Babylonisch debatover Irakverklaring
Een Babylonische spraakverwarring. Zo typeerde SGP’er Van der Staaij gisteren de woordenstrijd in de coalitie over de eerste reactie van premier Balkenende op het rapport van de commissie-Davids. Een bloemlezing van andere quotes uit het nachtelijke debat over de nadere verklaring van de minister-president.
„Ik vind dat we, voordat we naar bed gaan, moeten weten of we nog een kabinet hebben. Anders kan ik heel moeilijk slapen hoor. Ik zal niet zeggen of dat van teleurstelling is of van opwinding.” (SP’er Kant)„Op de eerste vergaderdag van het nieuwe jaar is de eerste de beste bananenschil aangegrepen om over uit te glijden. En dat terwijl CU-fractievoorzitter Slob het kabinet juist een hechte samenwerking heeft toegewenst.” (Van der Staaij)
„Over het volkenrechtelijk mandaat voor de inval in Irak wordt verschillend gedacht door de coalitiepartijen. ’t Is een gevoelig onderwerp. De discussie daarover gaat soms van au.” (CDA-fractievoorzitter Van Geel)
„Na de eerste verklaring van Balkenende is bij mij het beeld ontstaan dat delen van rapport-Davids werden weggezet als meningen. Dat vond ik niet chic en onterecht.” (PvdA-fractievoorzitter Hamer)

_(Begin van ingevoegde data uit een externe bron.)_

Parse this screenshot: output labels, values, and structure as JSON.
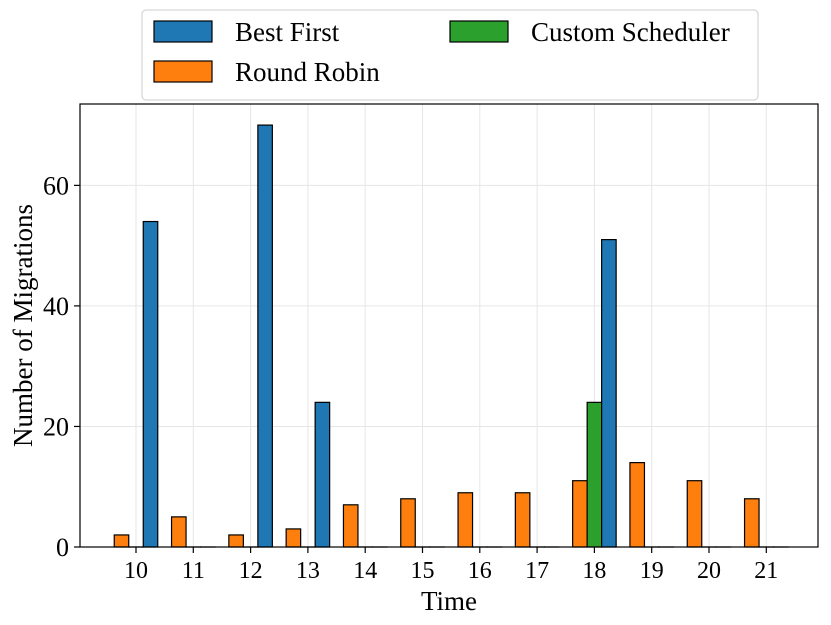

„Goed dat er nu een nieuw standpunt van het kabinet ligt. De verklaring van gisteren laat ik voor wat die is.” (Hamer)
„Ik neem niets terug van wat ik heb gezegd.” (Balkenende)

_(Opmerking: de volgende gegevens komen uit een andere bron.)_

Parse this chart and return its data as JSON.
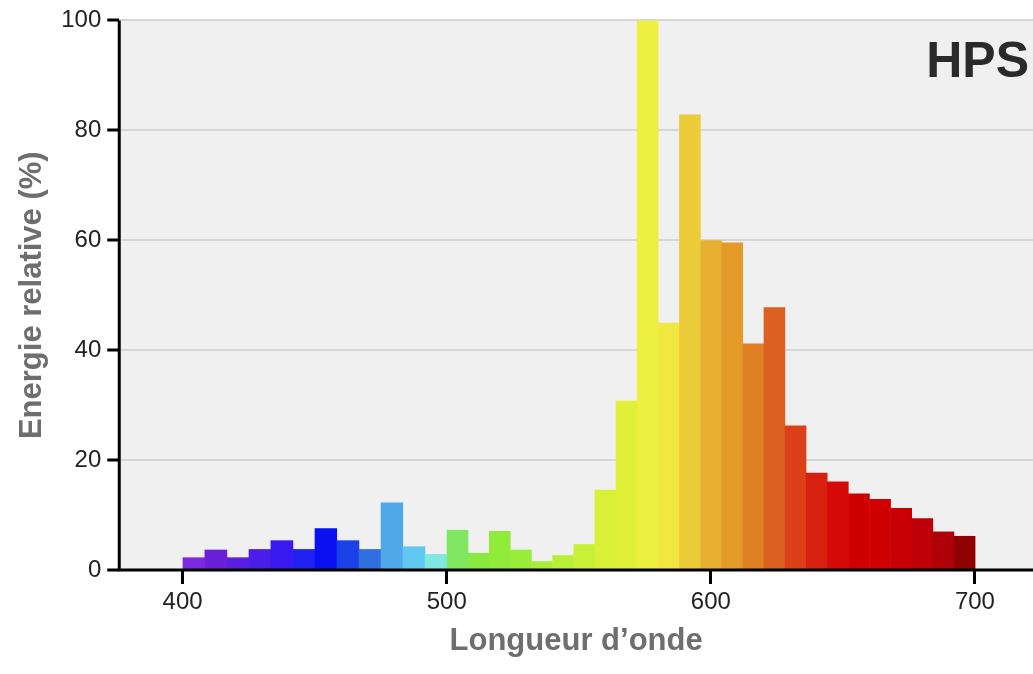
{
  "chart_data": {
    "type": "histogram",
    "title": "HPS",
    "xlabel": "Longueur d’onde",
    "ylabel": "Energie relative (%)",
    "bins": [
      400,
      408.3,
      416.7,
      425,
      433.3,
      441.7,
      450,
      458.3,
      466.7,
      475,
      483.3,
      491.7,
      500,
      508,
      516,
      524,
      532,
      540,
      548,
      556,
      564,
      572,
      580,
      588,
      596,
      604,
      612,
      620,
      628,
      636,
      644,
      652,
      660,
      668,
      676,
      684,
      692,
      700
    ],
    "values": [
      2.3,
      3.7,
      2.3,
      3.8,
      5.4,
      3.8,
      7.6,
      5.4,
      3.8,
      12.3,
      4.3,
      2.9,
      7.3,
      3.1,
      7.1,
      3.7,
      1.6,
      2.7,
      4.7,
      14.6,
      30.8,
      100,
      45,
      82.9,
      60,
      59.6,
      41.2,
      47.8,
      26.3,
      17.7,
      16.1,
      13.9,
      12.9,
      11.3,
      9.4,
      7,
      6.2
    ],
    "colors": [
      "#7a2be0",
      "#6a20d8",
      "#5a1ee0",
      "#4a1ee8",
      "#3a18f0",
      "#2020f0",
      "#0a10f0",
      "#1a40e8",
      "#3070e0",
      "#50a8e8",
      "#60c8f0",
      "#80e8e0",
      "#80e860",
      "#88ea40",
      "#90ec38",
      "#98ee38",
      "#a8ee38",
      "#b8f038",
      "#c8f038",
      "#d8f038",
      "#e0f038",
      "#eef040",
      "#f0e840",
      "#eccc38",
      "#e8b030",
      "#e49a28",
      "#e08024",
      "#dc6020",
      "#dc4018",
      "#d82010",
      "#d40a08",
      "#d00000",
      "#d00000",
      "#c80004",
      "#c00008",
      "#b00008",
      "#900000"
    ],
    "xlim": [
      376,
      722
    ],
    "ylim": [
      0,
      100
    ],
    "xticks": [
      400,
      500,
      600,
      700
    ],
    "yticks": [
      0,
      20,
      40,
      60,
      80,
      100
    ],
    "grid": "y"
  }
}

„Negeren is vooruitzien. Dat lijkt het nieuwe motte van onze minister-president.” (PvdD-fractievoorzitter Thieme)
„De verwarring die dinsdag is ontstaan, leert ook ons een les. Kennelijk is het zorgvuldig door ons aangebrachte onderscheid tussen het toenmalige en het huidige kabinet niet geland.” (Vicepremier Bos)
„Onderscheid maken tussen de premier van 2002 en die van 2010 is absurd. Er is maar één minister-president. Staatsrechtelijk gezien, en in dit geval ook in persoon.” (GroenLinksfractievoorzitter Halsema)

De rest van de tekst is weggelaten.